2024年6月26日水曜日

推し、燃ゆ

推し、燃ゆ/宇佐見りん

 今更ながら読んだ。時代の空気を目一杯吸い込みながら文学という形で昇華されていてめちゃくちゃオモシロかった。推し、炎上は2020年代のキーワードであり、その二つが接続して推しに対してあふれる複雑な感情が爆発、推すという概念の理解の端緒となる一冊だった。

 主人公は女子高生でアイドルグループの男性を推すことに夢中になっていて、彼女の推しライフを学生生活をまじえて描いている。*推しが燃えた。*この一文目で勝負ありだったと読み終えた今では思う。川端康成『雪国』の冒頭とかそれに類するすべてを予感させるような2020年代最強のファーストセンテンスであり、出落ちではなく呼応するように強い念がこめられたようなセンテンスがこれでもかと詰め込まれているのだからたまらない。

 推している=ファンである、くらいの軽い認識しかなかったが、本著を読むとその認識が更新された。従来のアイドルファン、オタクは言うなれば赤い炎のようなもので界隈で形成されたムードを身にまとい振る舞いも似通った派手なイメージ。オタ芸とか最たるもの。しかし推すことは青い炎として静的でありながら、しかしその熱量は赤い炎よりも何倍もアツいし推しに対する愛情の表現も多様になっている。対象と近づきたい、恋仲になれるものならなりたい。そういった考えの人もいるだろうし実際に主人公の友人は整形して推しの存在と近づくケースが描かれている。しかし主人公は一定の距離を取ることにこだわっている。ここに今の推しカルチャーのノリを垣間見た。推すことは一方通行の愛に他ならないのだが、推すことの尊さを喝破するラインがかっこいい。

あたしが何かをすることで関係性が壊れることもない、一定の隔たりのある場所で誰かの存在を感じ続けられることが、安らぎを与えてくれるということがあるように思う。何より、推しを推すとき、あたしというすべてを懸けてのめり込むとき、一方的ではあるけれどあたしはいつになく満ち足りている。

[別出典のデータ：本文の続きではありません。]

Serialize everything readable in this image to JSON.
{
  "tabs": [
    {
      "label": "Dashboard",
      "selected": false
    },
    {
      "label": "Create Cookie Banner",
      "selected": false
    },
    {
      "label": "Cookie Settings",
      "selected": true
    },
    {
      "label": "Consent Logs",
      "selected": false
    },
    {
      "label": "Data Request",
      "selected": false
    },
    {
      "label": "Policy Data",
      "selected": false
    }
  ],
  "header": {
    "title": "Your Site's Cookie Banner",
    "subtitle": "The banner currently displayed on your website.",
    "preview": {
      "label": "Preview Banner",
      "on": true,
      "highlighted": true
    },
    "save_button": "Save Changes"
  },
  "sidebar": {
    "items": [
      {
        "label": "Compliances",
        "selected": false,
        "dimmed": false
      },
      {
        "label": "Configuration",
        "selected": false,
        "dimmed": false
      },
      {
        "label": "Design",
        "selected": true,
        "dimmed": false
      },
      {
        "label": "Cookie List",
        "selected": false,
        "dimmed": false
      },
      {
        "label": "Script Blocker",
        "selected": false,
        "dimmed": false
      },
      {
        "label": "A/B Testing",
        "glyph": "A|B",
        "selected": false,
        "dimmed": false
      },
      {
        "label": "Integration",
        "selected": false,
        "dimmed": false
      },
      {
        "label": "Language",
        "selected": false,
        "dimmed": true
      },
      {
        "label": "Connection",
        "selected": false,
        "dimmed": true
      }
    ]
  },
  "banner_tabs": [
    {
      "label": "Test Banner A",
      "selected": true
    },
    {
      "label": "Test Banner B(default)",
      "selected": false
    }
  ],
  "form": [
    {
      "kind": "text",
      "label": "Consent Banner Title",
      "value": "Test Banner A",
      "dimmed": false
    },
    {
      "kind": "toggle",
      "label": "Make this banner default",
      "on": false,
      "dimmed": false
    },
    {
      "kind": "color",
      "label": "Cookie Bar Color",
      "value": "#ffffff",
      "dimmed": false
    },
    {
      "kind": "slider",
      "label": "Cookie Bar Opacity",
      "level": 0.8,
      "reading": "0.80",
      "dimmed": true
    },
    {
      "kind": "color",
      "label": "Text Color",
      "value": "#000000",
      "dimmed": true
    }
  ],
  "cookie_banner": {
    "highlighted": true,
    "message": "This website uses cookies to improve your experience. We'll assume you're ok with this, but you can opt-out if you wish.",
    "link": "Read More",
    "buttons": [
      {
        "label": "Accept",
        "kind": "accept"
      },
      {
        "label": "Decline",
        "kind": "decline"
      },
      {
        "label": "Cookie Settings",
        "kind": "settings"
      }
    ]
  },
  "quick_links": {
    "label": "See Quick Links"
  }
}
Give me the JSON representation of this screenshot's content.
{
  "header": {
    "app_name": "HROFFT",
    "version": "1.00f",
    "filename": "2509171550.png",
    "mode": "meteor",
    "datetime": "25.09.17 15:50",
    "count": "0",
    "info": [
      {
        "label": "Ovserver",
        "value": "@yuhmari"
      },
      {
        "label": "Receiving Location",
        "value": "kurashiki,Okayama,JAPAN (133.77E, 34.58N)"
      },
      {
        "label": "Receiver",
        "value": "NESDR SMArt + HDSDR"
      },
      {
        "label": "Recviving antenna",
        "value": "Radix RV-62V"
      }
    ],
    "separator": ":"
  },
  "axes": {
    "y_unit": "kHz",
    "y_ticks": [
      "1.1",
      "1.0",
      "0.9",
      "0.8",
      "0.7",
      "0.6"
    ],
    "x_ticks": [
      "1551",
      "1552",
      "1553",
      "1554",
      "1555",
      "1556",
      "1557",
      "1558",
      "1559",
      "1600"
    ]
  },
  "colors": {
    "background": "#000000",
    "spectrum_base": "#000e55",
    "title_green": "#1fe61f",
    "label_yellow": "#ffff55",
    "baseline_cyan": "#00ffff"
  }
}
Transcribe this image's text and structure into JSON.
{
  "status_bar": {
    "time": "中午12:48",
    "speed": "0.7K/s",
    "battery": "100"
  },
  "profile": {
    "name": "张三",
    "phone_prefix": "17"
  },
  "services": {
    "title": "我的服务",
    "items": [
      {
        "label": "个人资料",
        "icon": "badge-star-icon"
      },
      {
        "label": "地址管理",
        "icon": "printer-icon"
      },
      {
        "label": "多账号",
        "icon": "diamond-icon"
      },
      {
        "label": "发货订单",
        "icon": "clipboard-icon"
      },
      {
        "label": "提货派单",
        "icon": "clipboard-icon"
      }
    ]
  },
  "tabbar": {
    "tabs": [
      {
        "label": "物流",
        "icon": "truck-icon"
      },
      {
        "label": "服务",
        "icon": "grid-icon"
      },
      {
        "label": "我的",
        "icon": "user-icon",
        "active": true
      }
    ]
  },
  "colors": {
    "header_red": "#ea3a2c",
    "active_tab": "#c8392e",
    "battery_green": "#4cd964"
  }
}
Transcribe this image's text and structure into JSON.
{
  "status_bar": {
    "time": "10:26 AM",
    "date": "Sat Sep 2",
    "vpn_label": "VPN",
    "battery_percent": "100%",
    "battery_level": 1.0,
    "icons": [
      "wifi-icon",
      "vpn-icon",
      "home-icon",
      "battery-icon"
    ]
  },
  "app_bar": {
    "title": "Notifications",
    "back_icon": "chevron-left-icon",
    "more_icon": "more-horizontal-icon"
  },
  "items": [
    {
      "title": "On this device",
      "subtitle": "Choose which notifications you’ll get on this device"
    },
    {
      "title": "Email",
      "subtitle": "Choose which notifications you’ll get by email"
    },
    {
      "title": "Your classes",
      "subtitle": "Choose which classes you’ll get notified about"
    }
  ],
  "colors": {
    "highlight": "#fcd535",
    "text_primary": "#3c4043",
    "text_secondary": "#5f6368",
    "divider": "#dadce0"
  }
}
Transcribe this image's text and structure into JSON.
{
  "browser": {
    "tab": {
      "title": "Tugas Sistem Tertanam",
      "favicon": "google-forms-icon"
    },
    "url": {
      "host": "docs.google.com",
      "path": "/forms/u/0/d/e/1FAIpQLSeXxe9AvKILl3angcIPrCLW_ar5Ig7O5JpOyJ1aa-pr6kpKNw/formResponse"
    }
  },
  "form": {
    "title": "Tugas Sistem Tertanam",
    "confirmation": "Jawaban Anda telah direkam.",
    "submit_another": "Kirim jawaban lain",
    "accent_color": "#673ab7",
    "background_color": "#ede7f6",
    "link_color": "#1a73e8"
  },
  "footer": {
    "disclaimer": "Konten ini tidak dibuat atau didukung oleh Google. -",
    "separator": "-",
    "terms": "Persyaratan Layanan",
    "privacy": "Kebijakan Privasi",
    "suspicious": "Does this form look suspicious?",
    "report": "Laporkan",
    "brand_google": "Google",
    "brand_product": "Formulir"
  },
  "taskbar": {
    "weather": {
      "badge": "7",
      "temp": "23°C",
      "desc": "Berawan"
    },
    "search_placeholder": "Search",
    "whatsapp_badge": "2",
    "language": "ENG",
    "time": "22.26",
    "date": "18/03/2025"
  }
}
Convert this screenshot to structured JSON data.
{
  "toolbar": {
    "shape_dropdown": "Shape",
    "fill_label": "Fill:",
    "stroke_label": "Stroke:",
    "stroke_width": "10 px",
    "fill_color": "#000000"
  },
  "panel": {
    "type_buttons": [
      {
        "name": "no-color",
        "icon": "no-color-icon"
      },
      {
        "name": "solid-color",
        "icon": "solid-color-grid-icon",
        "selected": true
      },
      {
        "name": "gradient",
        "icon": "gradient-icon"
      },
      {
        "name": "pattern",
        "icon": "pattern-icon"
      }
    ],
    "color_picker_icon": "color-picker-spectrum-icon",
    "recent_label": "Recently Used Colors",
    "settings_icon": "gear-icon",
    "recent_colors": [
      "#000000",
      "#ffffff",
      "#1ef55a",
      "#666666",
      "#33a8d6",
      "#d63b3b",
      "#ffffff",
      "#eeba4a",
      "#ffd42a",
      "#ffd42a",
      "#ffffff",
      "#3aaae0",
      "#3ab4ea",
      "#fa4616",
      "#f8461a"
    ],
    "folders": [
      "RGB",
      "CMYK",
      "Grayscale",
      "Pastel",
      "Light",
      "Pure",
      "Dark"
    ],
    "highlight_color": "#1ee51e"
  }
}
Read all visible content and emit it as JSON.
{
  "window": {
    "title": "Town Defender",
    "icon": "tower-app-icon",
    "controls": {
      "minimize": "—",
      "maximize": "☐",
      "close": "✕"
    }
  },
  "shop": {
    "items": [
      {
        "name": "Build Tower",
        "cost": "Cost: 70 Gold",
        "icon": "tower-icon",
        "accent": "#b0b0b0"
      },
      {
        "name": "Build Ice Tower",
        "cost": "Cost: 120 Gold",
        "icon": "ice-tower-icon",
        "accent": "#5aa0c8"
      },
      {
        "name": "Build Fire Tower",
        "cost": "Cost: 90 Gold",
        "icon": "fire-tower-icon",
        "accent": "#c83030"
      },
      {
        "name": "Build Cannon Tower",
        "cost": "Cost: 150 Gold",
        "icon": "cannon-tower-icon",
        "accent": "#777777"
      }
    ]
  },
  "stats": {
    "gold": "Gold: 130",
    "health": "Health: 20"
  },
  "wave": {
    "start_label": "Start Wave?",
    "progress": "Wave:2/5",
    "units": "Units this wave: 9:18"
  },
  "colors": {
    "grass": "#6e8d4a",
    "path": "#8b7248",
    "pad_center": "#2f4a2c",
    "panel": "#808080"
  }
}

 文字どおり推しは燃えて終盤にはある意味で真っ白な灰へと化していく訳だが、主人公が想像以上に大きく引っ張られて暗い展開になることに驚いた。アイドルを推すことをテーマにしてるので、なんとなくコメディもしくは感動方向で引っ張るかと思いきや裏切られることで物語にのめり込んだ。燃えていくのに比例して主人公も閉塞感に苛まれていくし、特に家族からも距離を置かれる描写もあいまって孤独が際立っていた。大人の世界では多様性が喧伝されている中で、皆と同じようにできないことで社会から取りこぼされる若者を真正面から描いており建前社会の歪さが表現されていた。

 その表現力がズバ抜けてかっこいいからこそ芥川賞を受賞しているわけだが、渋谷の街とスマホの画面を浮遊するように行き来する視点の移動は個人的に超新鮮で読んだときに思わず声が出た。分かりやすいものでいえば祖母の突然の死を大袋の中に入った個舗装のチョコに例えるラインも相当鋭い。まさに新世代の作家という感じで今後も楽しみだし別の作品も早々に読みたい。